SAN FRANCISCO -- First Nationwide Financial Corp., Ford Motor Co.'s thrift holding company, reported a $44 million loss for the first quarter, compared with a $17 million deficit in the year-ago period.
During the most recent quarter, Ford reached an agreement to sell its San Francisco-based First Nationwide Bank thrift unit to Texas banker Gerald J. Ford and financier Ronald O. Perelman for approximately $1.1 billion.
The transaction is expected to close in about six months.
In a modest revival of core earnings, the thrift unit posted net income of $17 million in the quarter, up from $2 million in the 1993 first quarter.
The difference in performance between the parent and the operating unit reflects a mark-to-market revaluation of securities held by the holding company plus the transfer from the thrift in recent years of about $1.2 billion in problem assets. The thrift had no nonperforming assets at the end of March.
Ford said it would sell the company's problem assets, primarily commercial real estate, as market conditions permit.
As previously announced, the auto company took a $475 million pre-tax charge against earnings in the quarter, or $440 million after tax, in connection with the First Nationwide sale.
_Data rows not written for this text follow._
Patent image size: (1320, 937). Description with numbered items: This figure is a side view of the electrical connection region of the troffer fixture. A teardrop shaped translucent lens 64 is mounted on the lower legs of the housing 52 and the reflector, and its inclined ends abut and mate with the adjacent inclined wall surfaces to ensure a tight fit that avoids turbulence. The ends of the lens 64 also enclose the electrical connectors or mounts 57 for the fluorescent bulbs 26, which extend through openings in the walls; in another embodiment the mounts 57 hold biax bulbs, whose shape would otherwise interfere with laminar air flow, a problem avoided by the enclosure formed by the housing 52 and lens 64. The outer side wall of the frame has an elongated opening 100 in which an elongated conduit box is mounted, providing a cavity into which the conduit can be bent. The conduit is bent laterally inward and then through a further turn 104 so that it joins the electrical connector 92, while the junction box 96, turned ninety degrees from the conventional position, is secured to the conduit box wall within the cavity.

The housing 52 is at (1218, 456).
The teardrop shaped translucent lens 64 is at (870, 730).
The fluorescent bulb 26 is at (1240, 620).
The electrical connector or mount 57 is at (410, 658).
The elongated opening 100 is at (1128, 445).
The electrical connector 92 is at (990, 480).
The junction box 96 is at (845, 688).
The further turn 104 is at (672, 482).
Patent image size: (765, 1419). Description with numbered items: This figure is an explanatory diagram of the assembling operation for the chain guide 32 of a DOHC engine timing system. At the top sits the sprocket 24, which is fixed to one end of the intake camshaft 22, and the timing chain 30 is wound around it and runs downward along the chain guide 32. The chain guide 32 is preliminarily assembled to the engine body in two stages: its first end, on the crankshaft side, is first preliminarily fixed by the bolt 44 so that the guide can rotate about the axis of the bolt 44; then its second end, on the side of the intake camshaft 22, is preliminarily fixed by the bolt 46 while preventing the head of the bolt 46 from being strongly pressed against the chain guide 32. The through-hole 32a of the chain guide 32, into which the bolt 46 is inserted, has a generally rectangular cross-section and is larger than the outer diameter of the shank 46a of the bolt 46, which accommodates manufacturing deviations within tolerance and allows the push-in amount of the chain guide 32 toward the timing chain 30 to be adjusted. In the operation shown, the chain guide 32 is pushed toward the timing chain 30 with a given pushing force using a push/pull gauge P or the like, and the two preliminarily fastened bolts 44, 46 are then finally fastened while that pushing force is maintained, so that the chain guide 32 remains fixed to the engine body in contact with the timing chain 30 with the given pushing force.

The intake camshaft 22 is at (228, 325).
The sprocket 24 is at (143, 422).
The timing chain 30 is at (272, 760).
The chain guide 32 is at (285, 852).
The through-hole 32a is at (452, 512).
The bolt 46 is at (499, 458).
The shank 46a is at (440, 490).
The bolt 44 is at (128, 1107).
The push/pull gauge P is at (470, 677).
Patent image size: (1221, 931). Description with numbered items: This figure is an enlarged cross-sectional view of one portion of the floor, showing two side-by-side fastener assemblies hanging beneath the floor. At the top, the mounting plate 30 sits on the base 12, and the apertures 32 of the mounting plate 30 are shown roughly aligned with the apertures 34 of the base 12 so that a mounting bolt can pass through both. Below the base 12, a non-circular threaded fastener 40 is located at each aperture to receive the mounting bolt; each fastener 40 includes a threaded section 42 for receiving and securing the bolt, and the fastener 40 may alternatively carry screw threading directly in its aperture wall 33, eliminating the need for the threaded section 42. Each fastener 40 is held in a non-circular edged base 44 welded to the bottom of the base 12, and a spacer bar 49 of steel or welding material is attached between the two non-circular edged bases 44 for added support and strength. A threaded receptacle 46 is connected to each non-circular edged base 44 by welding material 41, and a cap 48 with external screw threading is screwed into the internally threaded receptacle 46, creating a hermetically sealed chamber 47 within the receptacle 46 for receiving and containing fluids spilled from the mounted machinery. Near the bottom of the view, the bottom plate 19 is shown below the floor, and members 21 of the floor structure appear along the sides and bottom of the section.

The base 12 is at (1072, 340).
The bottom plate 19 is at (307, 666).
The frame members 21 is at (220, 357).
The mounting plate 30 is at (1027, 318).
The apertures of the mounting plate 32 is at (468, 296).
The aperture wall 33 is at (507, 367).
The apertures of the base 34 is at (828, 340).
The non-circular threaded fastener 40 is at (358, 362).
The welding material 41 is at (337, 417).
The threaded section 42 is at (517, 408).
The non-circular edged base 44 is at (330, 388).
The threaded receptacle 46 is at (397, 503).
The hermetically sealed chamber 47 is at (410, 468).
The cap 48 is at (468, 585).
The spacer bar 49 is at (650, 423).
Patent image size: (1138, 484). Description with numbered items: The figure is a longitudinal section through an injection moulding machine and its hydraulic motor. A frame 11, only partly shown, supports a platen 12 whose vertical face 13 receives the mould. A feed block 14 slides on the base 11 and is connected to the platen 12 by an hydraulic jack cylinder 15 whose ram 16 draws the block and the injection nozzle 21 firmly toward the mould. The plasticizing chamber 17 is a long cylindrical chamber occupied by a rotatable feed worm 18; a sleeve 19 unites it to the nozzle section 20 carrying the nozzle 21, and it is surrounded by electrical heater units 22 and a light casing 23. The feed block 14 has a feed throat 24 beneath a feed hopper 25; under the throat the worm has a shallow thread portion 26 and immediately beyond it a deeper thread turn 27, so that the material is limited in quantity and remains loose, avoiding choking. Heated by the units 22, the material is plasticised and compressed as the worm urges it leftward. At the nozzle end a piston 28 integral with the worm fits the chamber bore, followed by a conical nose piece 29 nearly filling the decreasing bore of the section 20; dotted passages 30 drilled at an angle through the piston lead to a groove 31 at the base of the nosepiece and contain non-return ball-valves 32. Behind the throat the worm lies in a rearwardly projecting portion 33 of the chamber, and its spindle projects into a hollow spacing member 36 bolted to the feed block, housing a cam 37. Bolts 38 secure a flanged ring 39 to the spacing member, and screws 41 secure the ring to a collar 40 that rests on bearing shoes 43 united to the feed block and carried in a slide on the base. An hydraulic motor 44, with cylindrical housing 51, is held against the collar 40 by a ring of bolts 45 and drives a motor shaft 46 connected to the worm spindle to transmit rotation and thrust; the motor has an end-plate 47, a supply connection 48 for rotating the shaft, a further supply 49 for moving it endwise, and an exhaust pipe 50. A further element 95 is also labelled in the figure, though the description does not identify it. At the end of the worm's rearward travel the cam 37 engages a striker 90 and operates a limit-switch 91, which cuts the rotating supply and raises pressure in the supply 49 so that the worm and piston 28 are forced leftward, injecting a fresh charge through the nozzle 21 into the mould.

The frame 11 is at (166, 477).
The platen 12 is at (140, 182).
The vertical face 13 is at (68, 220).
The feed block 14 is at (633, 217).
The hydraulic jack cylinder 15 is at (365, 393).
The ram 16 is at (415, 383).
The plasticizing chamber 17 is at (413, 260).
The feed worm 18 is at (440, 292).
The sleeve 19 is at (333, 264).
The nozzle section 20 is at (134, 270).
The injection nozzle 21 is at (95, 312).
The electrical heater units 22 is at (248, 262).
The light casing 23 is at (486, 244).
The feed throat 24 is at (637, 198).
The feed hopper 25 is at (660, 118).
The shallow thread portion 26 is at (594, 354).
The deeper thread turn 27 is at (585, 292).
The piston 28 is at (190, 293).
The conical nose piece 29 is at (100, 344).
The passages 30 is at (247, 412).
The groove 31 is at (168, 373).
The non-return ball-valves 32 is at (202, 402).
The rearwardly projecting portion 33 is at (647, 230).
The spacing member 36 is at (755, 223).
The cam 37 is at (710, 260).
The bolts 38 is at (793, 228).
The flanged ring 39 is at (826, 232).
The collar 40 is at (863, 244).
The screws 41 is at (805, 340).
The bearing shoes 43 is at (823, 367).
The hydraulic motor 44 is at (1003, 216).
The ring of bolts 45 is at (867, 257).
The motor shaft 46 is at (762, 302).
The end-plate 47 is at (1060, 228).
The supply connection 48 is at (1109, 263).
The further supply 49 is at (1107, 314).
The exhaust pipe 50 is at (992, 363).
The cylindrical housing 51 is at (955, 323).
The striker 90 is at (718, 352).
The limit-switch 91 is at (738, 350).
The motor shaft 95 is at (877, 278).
Reflecting the charge, Ford's financial services group posted a $51 million loss.
Treatment of Goodwill
The charge included a $175 million provision for losses on retained assets and a $300 million writedown of goodwill from previous acquisitions. Goodwill, the premium paid over book value for an acquisition, is treated as an asset on the balance sheet.
First Nationwide Bank has about $15.5 billion of assets. Three other Ford financial services units reported solid first-quarter results, generating a $389 million profit for the group before the special charge.
The units include Ford Motor Credit as well as two consumer and commercial finance companies, The Associates and USL Capital.